Call me a cynic but isn’t just a little bit funny that the majority of issues tackled here are the ones that are impediments to big business making or attemtping to make a buck or two? These are not the only things relevant to ‘the environment’. I’m all for transgenic exploitation but this is not the only issue that needs covering in agriculture.
And if there was a genuine concern for all those weird and wonderful organisms out there wouldn’t there be more discussion on profitable land uses that actually encourage expansion of habitat. Eg native food plant production. Because as lovely as these creatures all are, their future is currently under threat as never before.
The discussion of all these topics shouldn’t be left to one man to bring it to the attention of Australia’s thinktanks. Actually quite disconcerting if that is the case. After all they are supposed to be the smart ones, I just grow food albeit now far more profitably. As food prices skyrocket really none of this is my problem if I was to play the devil’s advocate? But I know food and energy price inflation are very bad things for the people of the world and the environment.
Well the problem is again that Greenpeace isn’t on the case – you’d have the full think tank attention then. Too much diversion on side campaigns Aaron. Major real issues languish.

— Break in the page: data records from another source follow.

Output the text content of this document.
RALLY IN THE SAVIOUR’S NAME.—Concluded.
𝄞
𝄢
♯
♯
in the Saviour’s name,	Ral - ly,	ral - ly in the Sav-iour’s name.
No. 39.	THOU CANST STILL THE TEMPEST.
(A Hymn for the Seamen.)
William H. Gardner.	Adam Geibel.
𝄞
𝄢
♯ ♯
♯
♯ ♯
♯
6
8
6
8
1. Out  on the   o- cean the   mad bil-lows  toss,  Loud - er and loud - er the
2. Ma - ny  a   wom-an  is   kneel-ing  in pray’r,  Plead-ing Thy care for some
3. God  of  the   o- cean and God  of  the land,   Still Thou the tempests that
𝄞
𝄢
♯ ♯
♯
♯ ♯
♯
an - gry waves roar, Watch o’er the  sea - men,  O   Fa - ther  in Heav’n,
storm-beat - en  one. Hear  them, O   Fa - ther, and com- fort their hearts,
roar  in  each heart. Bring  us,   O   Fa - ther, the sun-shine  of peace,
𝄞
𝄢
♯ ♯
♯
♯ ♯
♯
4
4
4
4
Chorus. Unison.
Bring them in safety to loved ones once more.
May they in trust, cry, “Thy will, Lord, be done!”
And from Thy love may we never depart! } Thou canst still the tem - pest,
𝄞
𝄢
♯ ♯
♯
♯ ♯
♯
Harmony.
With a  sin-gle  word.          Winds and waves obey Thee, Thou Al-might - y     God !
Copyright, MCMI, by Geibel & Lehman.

I still encourage you to do a guest post series on food security.
I’m now bouncing left and right after reading all of the comments and some research about GM foods.
I guess my concern is that we have our scientists do the correct testingto ensure the long term safety of any foods adopted as main stream food sources for Australians.
Monsanto is definitely one company I would not trust due to their history and involvement with US Government hieracy. If Monsanto has patents on their seed ‘designs’ and sell it off to us and do as they have in the US, do we then fall into the trap of paying huge dollars for seed that may very well become the only source of seed.
It is now my understanding that US Government has slipped through legislation preventing Organic Farmers from producing crops and any source of organic food source. Yes it is now illegal there. Maybe not pursued yet but the legislation has been passed.